CONFESSIONS D’UNE BABE IDOL /SAFARI

CONFESSIONS D'UNE BABE IDOL /SAFARI

Tout safari est dangereux. Y compris le safari photo qui se targue de
saisir l’animal dans son milieu naturel. Le photographe et peintre
Peter Beard en sait quelque chose lui qui fut à de nombreuses reprises
chargé par des lions et des éléphants avec des dommages plus
conséquents que de simples égratignures.

Mais l’art a un prix et comme
disait Oscar Wilde qui s’y connaissait en exercices périlleux "toute
idée qui n’est pas dangereuse ne mérite pas d’être appelée une idée".
Ainsi les femmes qui sont les animaux les plus sophistiqués de la
chaîne alimentaire ne se laissent elles approcher qu’avec d’infinies
précautions. Leur beauté est fugace non pas tant en raison de la fuite
du temps qui en altère les traits que de leur propre versatilité qui à
chaque instant peut les renvoyer à une sauvagerie venue du fond des
âges.

Elles sont malgré elles les artisans de leur propre démolition,
ravages occasionnées par l’insatisfaction, l’arrogance, la bêtise, la
jalousie ou la colère. La beauté n’est guère séparée de la finesse
d’esprit et de l’intelligence et comme le glissait Baudelaire, le don
de plaire reste le don le plus précieux.
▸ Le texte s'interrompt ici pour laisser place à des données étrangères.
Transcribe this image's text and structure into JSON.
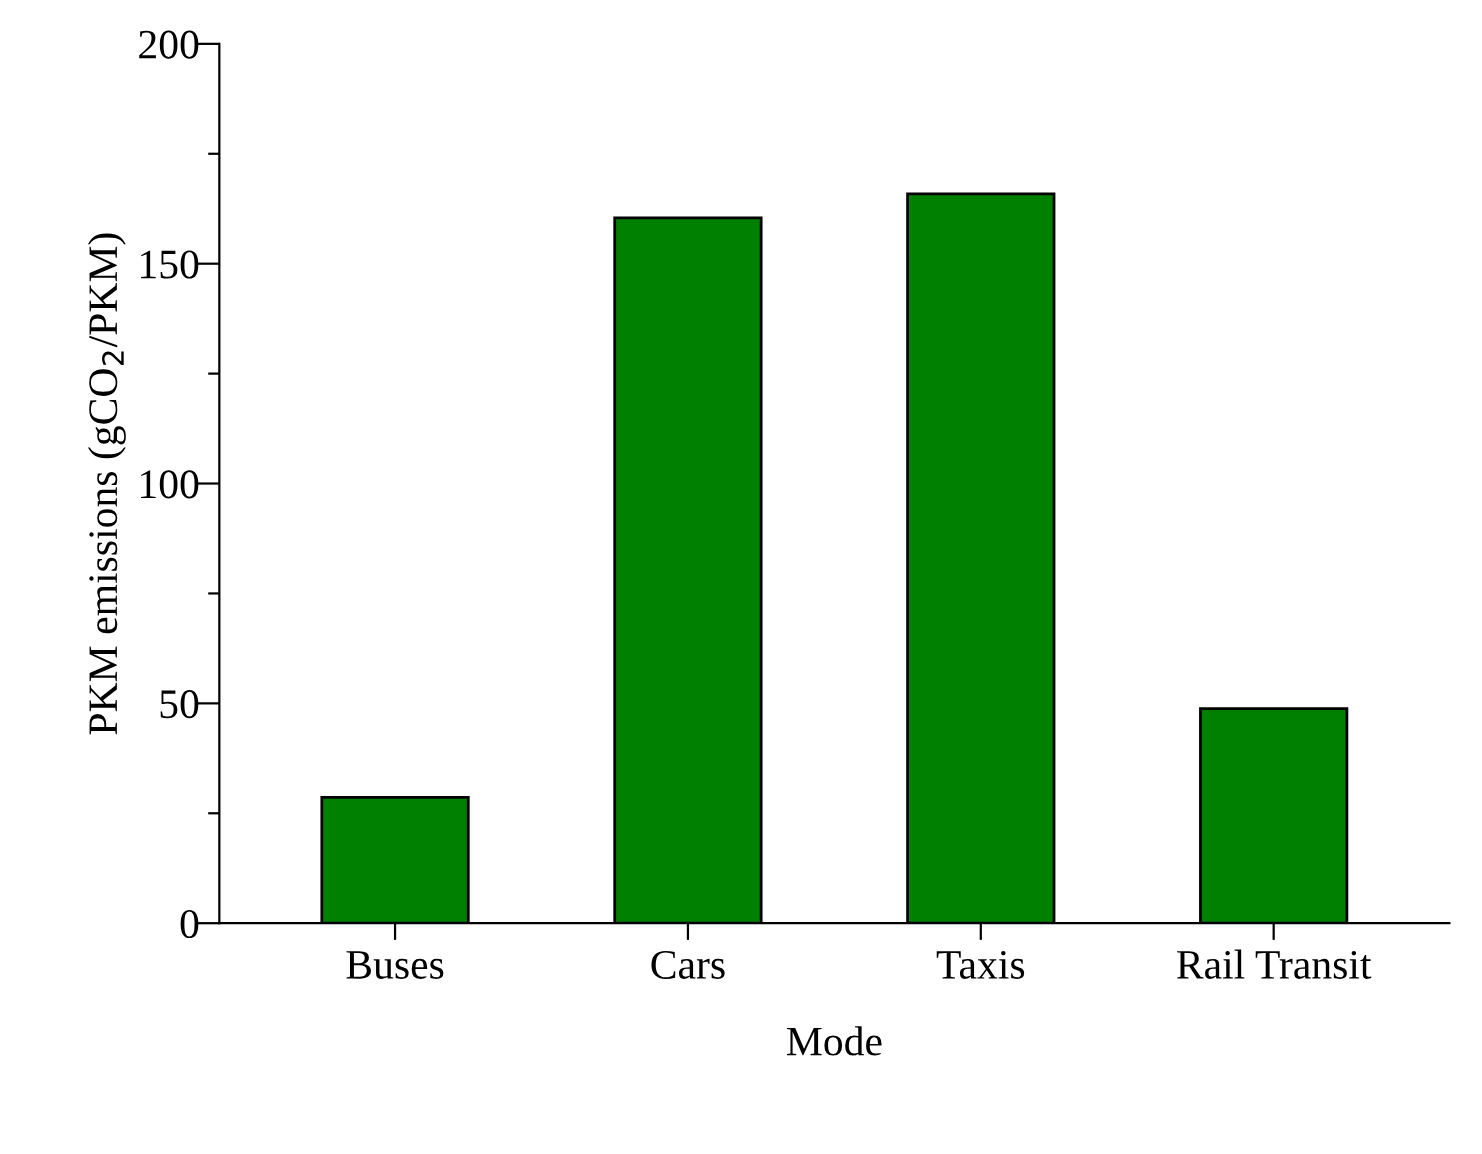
{
  "chart_data": {
    "type": "bar",
    "xlabel": "Mode",
    "ylabel": "PKM emissions (gCO$_{2}$/PKM)",
    "categories": [
      "Buses",
      "Cars",
      "Taxis",
      "Rail Transit"
    ],
    "values": [
      28.6,
      160.4,
      165.9,
      48.8
    ],
    "color": "#008000",
    "ylim": [
      0,
      200
    ],
    "yticks": [
      0,
      {
        "value": 25,
        "label": null
      },
      50,
      {
        "value": 75,
        "label": null
      },
      100,
      {
        "value": 125,
        "label": null
      },
      150,
      {
        "value": 175,
        "label": null
      },
      200
    ],
    "grid": false,
    "legend": false
  }
}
Il y a deux jours je filmais
le plan séquence le plus léger, voluptueux et subtil de ma carrière de
cinéaste, de mon art de constructeur du réel subjectif.
Quarante minutes de safari vidéo dans Paris avec au centre de mon
objectif un animal féminin aux incroyables aptitudes d’improvisation,
une actrice née, scintillante sous tous les angles.

Après visionnage
il me fût suggéré d’adresser copie de ce film à tous les festivals
possibles tant cette séquence contenait de force et d’attract visuel.
Le producteur qui visionnait avec moi n’avait pas quitté des yeux
l’écran depuis une demi-heure. C’était bon signe. A charge pour moi de
compléter cette prouesse par un tournage supplémentaire ou je pourrai
saisir un peu plus l’âme de ma sauvageonne au charme si spécial.
N’ayant pas son numéro de téléphone elle m’avait néanmoins laissé une
adresse électronique. Le soir même je lui envoyais un message pour lui
expliquer mes intentions, en gros que le film qui était déja sidérant
gagnerait encore à être complété par quelques prises de vue. Je lui
demandais de me rappeler très vite afin que nous puissions nous voir.
Le lendemain cependant je reçevais un message d’échec. Je ne sais pour
quelles raisons mon mail n’était pas parvenu. N’ayant plus d’autres
moyen de la joindre que le courrier par la poste qui prendrait trop de
temps je me résolvais à passer outre les bonnes manières. Les
renseigements me fournirent un numéro à un autre nom.

Comme il n’y
avait qu’une seule personne à l’adresse indiquée ça pouvait
correspondre. Et en effet lorsque je demandais Eve,la première femme,
quelqu’un qui n’était pas Dieu le père mais son père(biologique ou non
je n’en avais cure)me la passa. Alors que je tentais de lui expliquer
que je lui avais envoyé un courrier qui n’avait pas atteint sa cible,
elle s’empressa de me traiter de menteur. Je glissais en lui affirmant
avoir des choses intéressantes à lui dire :"Tu n’as qu’à me les dire
par mail !" hurla-t-elle avant de raccrocher. Je lui renvoyais donc le
mot en changeant le tiré de l’adresse par un underscore. En me disant
que la limite entre l’audace et la grossièreté est vraiment bien mince
alors que celle entre la vulgarité et la finesse est une montagne à
tout jamais infranchissable.

Si l’enfer est pavé de bonnes
intentions,le commerce avec ses semblables est un brasier ou les
pauvres optimistes que nous sommes(nous qui allons vers les
autres)n’avons pas fini de rôtir. Faites du safari je vous dis,vous en
rapporterez de sublimes images mais ne sortez jamais sans votre gilet
de protection. C’est un conseil d’amis.